The warmth I feel in my stomach and lower, the thoughts of those hands on me, those fingers inside me. I squeeze my eyes shut and work to control my breathing.
Jesus, this is ridiculous.
This isMacon, and I’m suddenly acting like some horny, obsessed idiot.
He’s making a freaking bowl. It’s not pornographic.
But in spite of myself, I can’t stop peeking at him as he works. The rest of the class period, I paint and peek. He mostly keeps his eyes on the clay, but every so often, I feel him, the burning prickle of his blue gaze. When I glance at him, our eyes meet and flit away, meet again. It’s a playful dance, shy yet magnetic. Uncertain and unavoidable. Thrilling and new and igniting something in my chest that’s hot and consuming.
The connection I feel with him...
...It’s art.
My painting today is a series of grays and tans, with hints of bright, burning blue. Wet and dry techniques, smooth fingerprint type lines. Veins. Muscles. Curls. A broken clock.
Sharp edges and hard truths.
Macon.
We clean up before the bell without speaking. He changes back into his black t-shirt. We’ve gone the whole period without saying a single word. We walk slowly, side by side, down the hall to our lockers. I drag my feet for reasons I don’t want to admit.
“You’re talented,” he says to me, breaking the silence.
“Oh,” I stutter, “I’m not... I’ve got a lot to learn. I just play around with it.”
“No,” he says firmly, “you’re talented, Lennon.” He grabs my wrist and pulls me to the side of the hall. “You shouldn’t hide it.”
I bristle, teetering between distressed and defensive.
“Take the fucking compliment, Len,” he demands. “You don’t have to put everyone else’s feelings before your own.”
The authoritative tone in his voice makes me angry. I feel scolded, but fend off my impulse to cower and apologize. Not with Macon.
Never with him.
“That’s great coming from you, Macon,” I spit. “You put your feelings before everyone’s.”
He stares at me, blank-faced, his eyes bouncing between mine, and it makes me self-conscious. What is he thinking? Why can’t I read him?
He reaches up slowly, pulls my braid over my shoulder, and takes the ribbon off the end, shoving it in his pocket. The second one he’s stolen.
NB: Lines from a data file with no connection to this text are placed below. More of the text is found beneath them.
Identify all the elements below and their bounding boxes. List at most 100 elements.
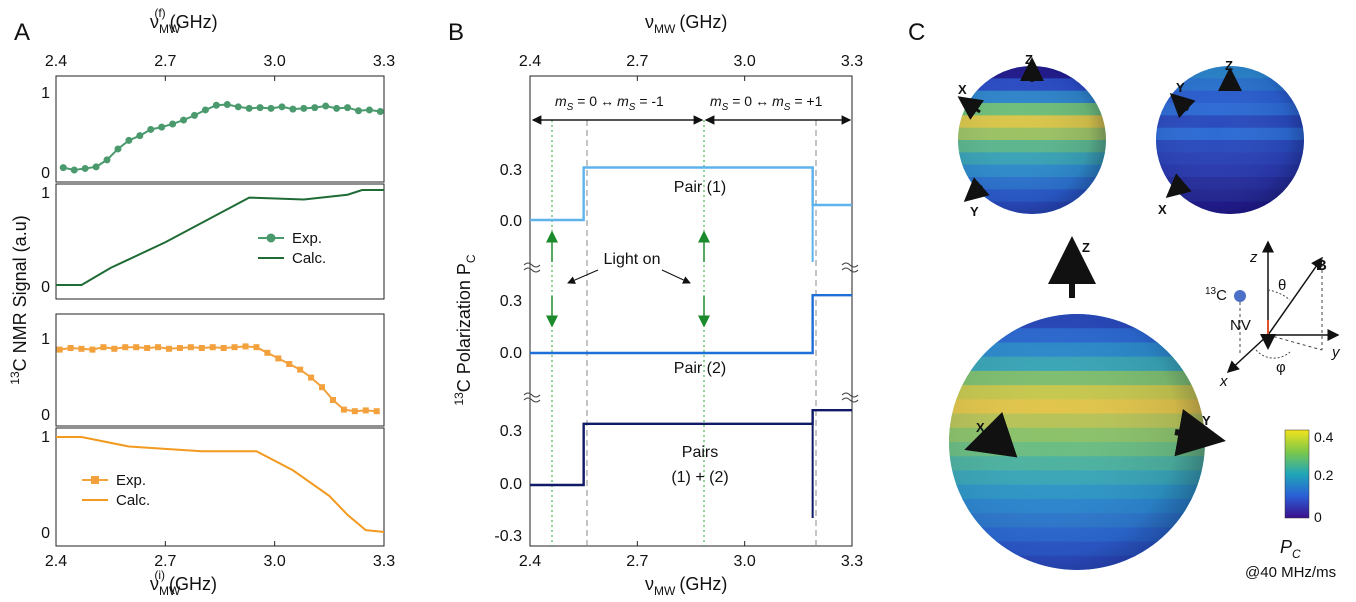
panel-a-letter: A (14, 19, 30, 46)
data-point (180, 116, 188, 124)
data-point (100, 344, 107, 351)
panel-a-frame-3 (55, 313, 385, 427)
data-point (308, 374, 315, 381)
data-point (234, 103, 242, 111)
pair1-label: Pair (1) (674, 179, 726, 196)
data-point (144, 345, 151, 351)
data-point (329, 397, 336, 403)
series-line (56, 189, 384, 286)
axis-label-y: Y (970, 204, 979, 219)
panel-a-frame-1 (55, 75, 385, 183)
x-tick-label: 3.0 (734, 553, 756, 570)
data-point (198, 345, 205, 351)
y-tick-label: 0.0 (500, 213, 522, 230)
panel-b-axis-breaks (523, 262, 859, 403)
legend-marker (266, 233, 276, 243)
data-point (136, 132, 144, 140)
data-point (231, 344, 238, 351)
y-tick-label: 0 (41, 279, 50, 296)
panel-a-orange-exp (56, 343, 380, 415)
axis-label-z: Z (1025, 52, 1033, 67)
axis-label-x: X (1158, 202, 1167, 217)
sphere-axes (957, 57, 1242, 458)
data-point (264, 349, 271, 356)
data-point (362, 407, 369, 414)
b-field-label: B (1316, 257, 1327, 274)
panel-a-green-calc (56, 189, 384, 286)
panel-a-legend-top: Exp. Calc. (258, 230, 326, 267)
data-point (376, 108, 384, 115)
data-point (275, 355, 282, 362)
series-line (530, 294, 852, 355)
sphere-axis-labels: Z X Y Z Y X Z X Y (958, 52, 1233, 435)
x-tick-label: 2.7 (154, 553, 176, 570)
sphere-large (949, 314, 1205, 570)
data-point (311, 104, 319, 112)
inset-labels: 13C NV B θ φ x y z (1205, 249, 1341, 390)
axis-label-z: Z (1225, 58, 1233, 73)
legend-exp: Exp. (292, 230, 322, 247)
y-tick-label: 0.3 (500, 423, 522, 440)
panel-c-letter: C (908, 19, 925, 46)
data-point (92, 163, 100, 171)
legend-calc: Calc. (292, 250, 326, 267)
inset-x-label: x (1219, 373, 1228, 390)
x-tick-label: 3.0 (264, 53, 286, 70)
data-point (103, 156, 111, 164)
data-point (333, 104, 341, 112)
panel-a-bottom-ticks: 2.4 2.7 3.0 3.3 (45, 541, 395, 570)
panel-b-frame (529, 75, 853, 547)
panel-b-y-ticks: 0.3 0.0 0.3 0.0 0.3 0.0 -0.3 (494, 162, 522, 545)
nv-label: NV (1230, 317, 1251, 334)
axis-label-x: X (958, 82, 967, 97)
data-point (111, 345, 118, 352)
panel-a-bottom-axis-label: νMW(i) (GHz) (150, 568, 217, 598)
nv-coordinate-inset (1226, 240, 1340, 374)
y-tick-label: 0 (41, 525, 50, 542)
panel-a-top-ticks: 2.4 2.7 3.0 3.3 (45, 53, 395, 81)
data-point (286, 361, 293, 367)
x-tick-label: 3.3 (841, 53, 863, 70)
data-point (344, 104, 352, 112)
panel-a-ylabel: 13C NMR Signal (a.u) (8, 215, 30, 384)
data-point (59, 164, 67, 172)
data-point (114, 145, 122, 153)
x-tick-label: 2.7 (626, 553, 648, 570)
panel-b-bottom-ticks: 2.4 2.7 3.0 3.3 (519, 541, 863, 570)
y-tick-label: 0 (41, 165, 50, 182)
series-line (63, 103, 381, 172)
axis-label-y: Y (1176, 80, 1185, 95)
y-tick-label: 0.3 (500, 162, 522, 179)
pair2-label: Pair (2) (674, 360, 726, 377)
data-point (89, 346, 96, 353)
data-point (300, 104, 308, 112)
colorbar-tick: 0.4 (1314, 429, 1334, 445)
axis-label-y: Y (1202, 413, 1211, 428)
y-tick-label: 1 (41, 185, 50, 202)
light-on-label: Light on (604, 251, 661, 268)
data-point (267, 104, 275, 112)
legend-calc: Calc. (116, 492, 150, 509)
x-tick-label: 2.4 (45, 553, 67, 570)
data-point (319, 384, 326, 391)
x-tick-label: 3.0 (734, 53, 756, 70)
y-tick-label: 0.3 (500, 293, 522, 310)
y-tick-label: 1 (41, 85, 50, 102)
data-point (165, 345, 172, 352)
data-point (187, 344, 194, 351)
y-tick-label: 0.0 (500, 476, 522, 493)
y-tick-label: -0.3 (494, 528, 522, 545)
data-point (147, 125, 155, 133)
series-line (56, 436, 385, 533)
inset-z-label: z (1249, 249, 1258, 266)
light-on-arrows (546, 230, 710, 328)
legend-marker (91, 476, 99, 484)
data-point (242, 343, 249, 350)
data-point (365, 106, 373, 114)
data-point (158, 123, 166, 131)
data-point (67, 345, 74, 351)
colorbar-ticks: 0.4 0.2 0 (1314, 429, 1334, 525)
y-tick-label: 1 (41, 331, 50, 348)
data-point (220, 345, 227, 351)
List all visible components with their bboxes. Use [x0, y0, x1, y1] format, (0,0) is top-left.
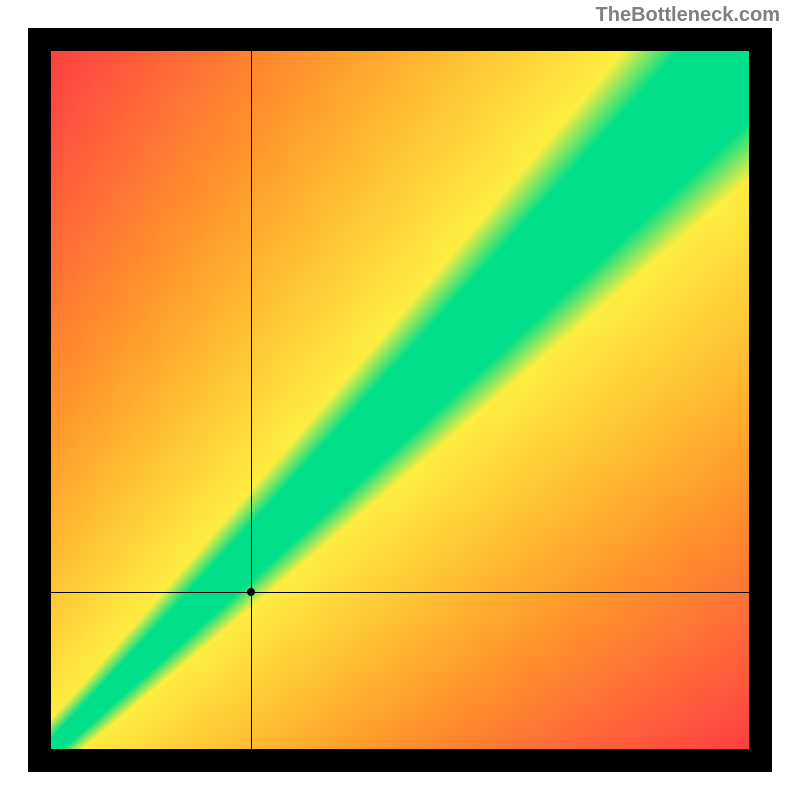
- plot-area: [51, 51, 749, 749]
- chart-frame: [28, 28, 772, 772]
- marker-dot: [247, 588, 255, 596]
- heatmap-canvas: [51, 51, 749, 749]
- crosshair-horizontal: [51, 592, 749, 593]
- crosshair-vertical: [251, 51, 252, 749]
- watermark-text: TheBottleneck.com: [596, 4, 780, 27]
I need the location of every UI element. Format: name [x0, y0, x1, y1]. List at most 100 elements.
“You’re talented, Lennon,” he says again. “And you know it.”
I stare at him, trying desperately to make sense of the thoughts swirling in my head. I break eye contact because I can’t think straight when he’s focused so intently on me. I glance at the ground, then the ceiling, then down the hallway. When my eyes fall on Claire, heading our direction, I panic. She’s talking to Josh and hasn’t seen us yet, so I grab Macon’s wrist and pull him into the nearest room.
I don’t even have time to care about the urinals on the wall because I’m freaking out.
“What?” Macon asks. “What’s wrong?”
“She can’t see us,” I rush out, and his face falls. He stalks back to the door and peers out, then turns around and hits me with a glare.
“Claire?” he says indignantly. “You don’t wantClaireto see us? We were fucking talking, Lennon. It’s not like I was sucking on your nipple with my hand down your pants.”
“She can’t know about that,” I say quickly, panicked. “No one can.”
His jaw drops and he jerks his head back, then laughs. A humorless and sinister chuckle.
“Of course,” he says slowly, walking backwards toward the door. “I’m just a miserable asshole, right? A fuckup. A druggie. I don’t care about anyone but myself.” He stops just before the door, his face void of emotion. “Nice and polite Lennon Washington would never be with someone like me. Claire Davis wouldn’t allow it.”